Esa importante desviación económica ya fue advertida por el grupo Socialista hace unos años cuando, tras las denuncias de los ganaderos de inactividad de las balsas instaladas, pedía aclaraciones y garantías de la viabilidad del plan. Un plan que, según las plicas de adjudicación fijaba un resultado de explotación de 4 millones de euros en 2006.
La crisis del plan movió al equipo de gobierno a encargar el 1 de junio de 2006 a la empresa Consultores, Cooperativa Valenciana una auditoria externa, que incluía un estudio económico y jurídico de la gestión. El documento sería la base para encarar el futuro del servicio y «determinar las responsabilidades legales de los firmantes» , a la par que «determinar el estado financiero actual de la concesión».
Las importantes desviaciones económicas que han presidido la explotación de las instalaciones del plan de purines, que tienen su cabecera en la Vall d'Alba propició la salida hace cuatro años del socio de Tetma, Urbaser. Además, desde el inicio representantes de entidades agrarias como Intercoop denunciaron que el plan de purines había sido elaborado sin tener en cuenta las necesidades de los ganaderos.

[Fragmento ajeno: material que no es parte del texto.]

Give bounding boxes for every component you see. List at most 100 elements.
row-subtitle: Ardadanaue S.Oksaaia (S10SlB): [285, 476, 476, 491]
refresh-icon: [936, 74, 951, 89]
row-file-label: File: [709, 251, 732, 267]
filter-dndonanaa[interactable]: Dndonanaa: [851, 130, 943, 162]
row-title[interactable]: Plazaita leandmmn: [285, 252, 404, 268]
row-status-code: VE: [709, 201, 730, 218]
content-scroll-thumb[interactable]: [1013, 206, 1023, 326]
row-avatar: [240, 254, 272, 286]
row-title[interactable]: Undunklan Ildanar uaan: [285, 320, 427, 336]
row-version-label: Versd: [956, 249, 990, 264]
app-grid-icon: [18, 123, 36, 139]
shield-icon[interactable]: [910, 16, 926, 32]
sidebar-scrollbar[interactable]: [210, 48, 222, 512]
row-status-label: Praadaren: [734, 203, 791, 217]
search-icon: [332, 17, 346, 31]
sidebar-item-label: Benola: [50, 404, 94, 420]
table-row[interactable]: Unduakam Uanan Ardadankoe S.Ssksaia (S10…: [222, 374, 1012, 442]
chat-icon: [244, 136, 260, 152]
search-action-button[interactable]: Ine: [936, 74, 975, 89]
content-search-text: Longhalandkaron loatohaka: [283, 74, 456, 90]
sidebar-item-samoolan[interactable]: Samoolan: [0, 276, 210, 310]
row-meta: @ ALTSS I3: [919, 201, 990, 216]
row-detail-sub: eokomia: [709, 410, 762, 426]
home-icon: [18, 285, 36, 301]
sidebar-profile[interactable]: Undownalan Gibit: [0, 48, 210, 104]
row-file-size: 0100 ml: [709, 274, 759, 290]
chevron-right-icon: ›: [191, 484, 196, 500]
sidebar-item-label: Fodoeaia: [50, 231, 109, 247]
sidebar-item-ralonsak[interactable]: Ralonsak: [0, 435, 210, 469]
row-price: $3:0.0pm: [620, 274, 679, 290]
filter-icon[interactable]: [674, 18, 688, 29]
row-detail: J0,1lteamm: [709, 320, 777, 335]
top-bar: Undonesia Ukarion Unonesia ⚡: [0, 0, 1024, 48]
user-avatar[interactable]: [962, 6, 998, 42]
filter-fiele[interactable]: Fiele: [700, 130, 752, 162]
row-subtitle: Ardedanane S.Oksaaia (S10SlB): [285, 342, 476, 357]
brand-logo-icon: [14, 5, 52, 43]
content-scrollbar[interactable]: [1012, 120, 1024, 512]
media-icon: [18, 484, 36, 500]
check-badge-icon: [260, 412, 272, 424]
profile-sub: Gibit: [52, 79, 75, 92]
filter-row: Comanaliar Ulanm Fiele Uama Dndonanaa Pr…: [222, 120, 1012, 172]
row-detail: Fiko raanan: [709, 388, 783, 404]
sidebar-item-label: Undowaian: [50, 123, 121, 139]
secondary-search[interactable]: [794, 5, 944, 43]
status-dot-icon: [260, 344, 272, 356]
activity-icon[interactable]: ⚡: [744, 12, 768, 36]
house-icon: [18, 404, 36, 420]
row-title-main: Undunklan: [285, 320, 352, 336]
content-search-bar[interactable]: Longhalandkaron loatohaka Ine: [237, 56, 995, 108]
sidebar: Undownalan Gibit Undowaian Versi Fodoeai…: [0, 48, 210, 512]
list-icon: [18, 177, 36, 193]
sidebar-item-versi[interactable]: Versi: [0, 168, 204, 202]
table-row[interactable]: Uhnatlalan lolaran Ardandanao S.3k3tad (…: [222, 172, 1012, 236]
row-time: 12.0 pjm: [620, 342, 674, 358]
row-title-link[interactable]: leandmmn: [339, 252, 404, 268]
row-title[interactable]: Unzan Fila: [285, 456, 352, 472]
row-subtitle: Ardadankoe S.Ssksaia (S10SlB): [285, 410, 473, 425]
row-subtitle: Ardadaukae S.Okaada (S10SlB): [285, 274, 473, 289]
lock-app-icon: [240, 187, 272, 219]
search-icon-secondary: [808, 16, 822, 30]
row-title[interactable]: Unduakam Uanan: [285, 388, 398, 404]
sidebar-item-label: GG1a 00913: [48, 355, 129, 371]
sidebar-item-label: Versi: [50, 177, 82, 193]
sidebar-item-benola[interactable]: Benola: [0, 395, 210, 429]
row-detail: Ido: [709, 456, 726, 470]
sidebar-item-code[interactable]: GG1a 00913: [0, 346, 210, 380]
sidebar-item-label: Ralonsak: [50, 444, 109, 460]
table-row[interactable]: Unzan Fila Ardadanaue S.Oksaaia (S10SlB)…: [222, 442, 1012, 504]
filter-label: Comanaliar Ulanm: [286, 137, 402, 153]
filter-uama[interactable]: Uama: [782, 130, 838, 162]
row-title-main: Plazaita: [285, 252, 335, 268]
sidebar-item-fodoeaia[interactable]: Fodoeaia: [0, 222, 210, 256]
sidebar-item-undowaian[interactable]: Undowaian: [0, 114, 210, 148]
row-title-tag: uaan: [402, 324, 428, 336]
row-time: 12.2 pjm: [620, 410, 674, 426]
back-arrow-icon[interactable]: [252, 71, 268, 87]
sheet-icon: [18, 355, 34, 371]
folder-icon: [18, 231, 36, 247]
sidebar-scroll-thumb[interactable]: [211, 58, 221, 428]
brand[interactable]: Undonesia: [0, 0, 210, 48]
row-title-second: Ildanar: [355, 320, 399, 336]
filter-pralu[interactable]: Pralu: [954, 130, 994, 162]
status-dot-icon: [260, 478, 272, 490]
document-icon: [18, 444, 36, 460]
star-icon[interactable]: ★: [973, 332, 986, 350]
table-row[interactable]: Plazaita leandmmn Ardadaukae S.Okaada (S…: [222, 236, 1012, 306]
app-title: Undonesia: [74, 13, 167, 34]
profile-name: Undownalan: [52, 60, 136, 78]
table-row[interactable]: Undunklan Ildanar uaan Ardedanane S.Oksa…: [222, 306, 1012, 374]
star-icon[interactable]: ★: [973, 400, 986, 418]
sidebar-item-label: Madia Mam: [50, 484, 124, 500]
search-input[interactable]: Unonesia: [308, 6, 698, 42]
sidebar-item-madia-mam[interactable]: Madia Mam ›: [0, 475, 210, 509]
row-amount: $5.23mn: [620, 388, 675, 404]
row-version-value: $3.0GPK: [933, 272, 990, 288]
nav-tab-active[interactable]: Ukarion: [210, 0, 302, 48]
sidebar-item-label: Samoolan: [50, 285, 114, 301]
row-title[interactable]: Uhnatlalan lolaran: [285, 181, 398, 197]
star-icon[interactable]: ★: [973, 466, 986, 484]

Esa falta de sintonía ha deparado, como denunció un responsable de Intercoop, la baja utilización de las balsas para recoger el purín distribuidas en varios puntos del interior de la provincia. Algo que aduce la empresa para rescindir el contrato al apuntar como uno de los detonantes de la crisis «la escasa utilización de algunas plantas».
Otro de los problemas con que se ha encontrado este plan provincial de purines, impulsado desde la diputación y al margen de la Conselleria de Medio Ambiente que ahora prepara uno propio para toda la Comunitat, es los problemas de introducción en el mercado del subproducto obtenido tras tratar los estiércoles animales en la planta de gestión de la Vall d'Alba.